Vu l'ordonnance rendue le 15 février 2023 par le magistrat chargé de la mise en état, rejetant les demandes respectives des parties,

Vu l'ordonnance de clôture en date du 20 décembre 2023,

Vu les débats à l'audience du 24 janvier 2024,

Vu le dossier de la procédure, les pièces versées aux débats et les conclusions des parties auxquelles il est référé, en application de l'article 455 du code de procédure civile, pour l'exposé de leurs moyens et prétentions.

MOTIFS :

Sur l'exception d'incompétence :

En application des articles L. 442-6, III, devenu L. 442-4, III, et D. 442-3, devenu D. 442-2 du code de commerce, seules les juridictions spécialement désignées par le deuxième de ces textes sont compétentes pour statuer sur les litiges relatifs à l'application du premier.

Ces dispositions instituent une règle de compétence d'attribution exclusive et non une fin de non-recevoir.

Il en résulte que, lorsqu'un défendeur à une action fondée sur le droit commun présente une demande reconventionnelle en invoquant les dispositions de l'article L. 442-6 précité, la juridiction saisie, si elle n'est pas une juridiction désignée à l'article D. 442-3 précité, doit, si son incompétence est soulevée, selon les circonstances et l'interdépendance des demandes, soit se déclarer incompétente au profit de la juridiction désignée par ce texte et surseoir à statuer dans l'attente que cette juridiction spécialisée ait statué sur la demande, soit renvoyer l'affaire pour le tout devant cette juridiction spécialisée (Com., 18 octobre 2023, pourvoi n° 21-15.378, publié).

En l'espèce, la SARL l'Éventail entend soulever l'exception d'incompétence et voir la cour, en infirmation du jugement entrepris, inviter les parties à mieux se pourvoir et subsidiairement, renvoyer l'examen de l'affaire devant la juridiction spécialement désignée en vertu des dispositions précitées, soit le tribunal de commerce de Nancy.

La SAS l'Alsacienne de Boissons invoque, pour sa part, l'irrecevabilité d'une exception d'incompétence qui ne serait pas soulevée in limine litis, dès lors que la partie adverse développerait des moyens au fond avant de l'aborder, dans le cadre de sa demande reconventionnelle, relevant elle-même du fond.

Cela étant, la cour ne peut qu'observer que la partie appelante sollicite bien à titre principal, en infirmation de la décision entreprise devant laquelle cette exception a été examinée, que soit examinée la question de la compétence.
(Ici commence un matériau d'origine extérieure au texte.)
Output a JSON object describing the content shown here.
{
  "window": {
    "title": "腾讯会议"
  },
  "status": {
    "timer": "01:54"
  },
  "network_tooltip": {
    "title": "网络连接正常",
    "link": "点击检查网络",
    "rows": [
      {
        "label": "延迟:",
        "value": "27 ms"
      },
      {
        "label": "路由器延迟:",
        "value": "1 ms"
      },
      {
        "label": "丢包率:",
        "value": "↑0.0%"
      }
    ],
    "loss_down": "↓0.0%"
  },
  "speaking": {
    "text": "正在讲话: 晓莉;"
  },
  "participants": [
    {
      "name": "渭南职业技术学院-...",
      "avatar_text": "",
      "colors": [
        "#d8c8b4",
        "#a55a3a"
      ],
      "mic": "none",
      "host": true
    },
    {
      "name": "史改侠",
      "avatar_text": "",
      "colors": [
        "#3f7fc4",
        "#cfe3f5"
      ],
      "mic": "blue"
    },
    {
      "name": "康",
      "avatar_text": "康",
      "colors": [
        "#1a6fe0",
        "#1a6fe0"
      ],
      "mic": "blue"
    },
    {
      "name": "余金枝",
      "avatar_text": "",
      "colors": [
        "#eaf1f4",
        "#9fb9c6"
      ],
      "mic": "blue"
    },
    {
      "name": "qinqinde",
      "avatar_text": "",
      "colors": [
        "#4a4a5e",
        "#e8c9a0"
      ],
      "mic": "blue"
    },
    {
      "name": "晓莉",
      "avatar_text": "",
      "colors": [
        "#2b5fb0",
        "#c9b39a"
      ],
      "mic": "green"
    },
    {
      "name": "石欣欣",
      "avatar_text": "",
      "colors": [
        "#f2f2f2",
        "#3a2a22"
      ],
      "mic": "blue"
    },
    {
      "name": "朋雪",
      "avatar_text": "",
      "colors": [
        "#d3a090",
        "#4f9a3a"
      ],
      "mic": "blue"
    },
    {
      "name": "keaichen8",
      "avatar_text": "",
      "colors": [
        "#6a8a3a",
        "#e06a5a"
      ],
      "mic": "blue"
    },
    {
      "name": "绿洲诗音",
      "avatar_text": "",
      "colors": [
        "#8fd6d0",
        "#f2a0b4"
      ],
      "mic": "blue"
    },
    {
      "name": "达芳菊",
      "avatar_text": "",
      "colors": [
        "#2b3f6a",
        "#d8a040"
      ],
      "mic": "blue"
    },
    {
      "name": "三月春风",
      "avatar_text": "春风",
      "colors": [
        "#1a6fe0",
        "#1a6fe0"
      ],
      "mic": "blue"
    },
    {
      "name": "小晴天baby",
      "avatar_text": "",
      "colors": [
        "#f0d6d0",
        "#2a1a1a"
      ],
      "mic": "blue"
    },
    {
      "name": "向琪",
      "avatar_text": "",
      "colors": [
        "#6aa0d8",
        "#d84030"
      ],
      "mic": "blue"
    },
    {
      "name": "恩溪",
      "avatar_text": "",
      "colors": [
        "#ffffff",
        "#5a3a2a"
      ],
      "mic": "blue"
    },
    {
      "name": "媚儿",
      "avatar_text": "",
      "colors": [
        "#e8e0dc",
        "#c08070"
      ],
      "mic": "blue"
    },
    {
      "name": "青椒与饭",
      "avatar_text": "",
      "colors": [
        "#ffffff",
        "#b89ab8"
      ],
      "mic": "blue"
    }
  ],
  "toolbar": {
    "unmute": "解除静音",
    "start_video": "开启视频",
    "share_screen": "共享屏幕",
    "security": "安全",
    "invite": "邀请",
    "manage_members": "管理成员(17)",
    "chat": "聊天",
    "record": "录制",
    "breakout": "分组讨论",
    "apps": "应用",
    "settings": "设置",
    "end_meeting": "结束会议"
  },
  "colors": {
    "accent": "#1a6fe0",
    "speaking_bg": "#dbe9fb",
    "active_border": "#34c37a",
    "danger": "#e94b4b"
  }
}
En outre, cette question a déjà été soumise au magistrat chargé de la mise en état lequel, sur requête de la société l'Éventail, et en l'état de la jurisprudence alors applicable, a indiqué qu'il appartiendrait à la cour statuant au fond d'apprécier si le litige relève du contentieux spécial de l'article L. 442-6 du code de commerce, dans sa totalité ou en partie, dès lors que la cour d'appel est saisie de ce chef de décision.

En conséquence, la société l'Éventail est bien recevable en son exception.

Cela étant, il convient de rappeler que l'article L. 442-6, I, 2° ancien, devenu L. 442-4 du code précité, dispose :

« Engage la responsabilité de son auteur et l'oblige à réparer le préjudice causé le fait, par tout producteur, commerçant, industriel ou personne immatriculée au répertoire des métiers :

(...)

2° De soumettre ou de tenter de soumettre un partenaire commercial à des obligations créant un déséquilibre significatif dans les droits et obligations des parties. »

Ce texte s'applique donc dans les relations entre partenaires commerciaux, la notion de partenaire commercial s'entendant comme la partie avec laquelle l'autre partie s'engage, ou s'apprête à s'engager, dans une relation commerciale (Com., 15 janvier 2020, pourvoi n° 18-10.512, publié au Bulletin), ce qui est le cas en l'espèce, dès lors que, si les parties s'opposent sur la valeur des conditions générales de vente, et partant sur l'existence, entre elles, d'un contrat de distribution, elles entretenaient, en tout cas, un courant d'affaire régulier, la société ADB reconnaissant elle-même, tout en soulignant la liberté contractuelle qu'aurait eu, selon elle, la partie adverse, avoir régulièrement livré la SARL l'Éventail en boissons alcoolisées et non alcoolisées.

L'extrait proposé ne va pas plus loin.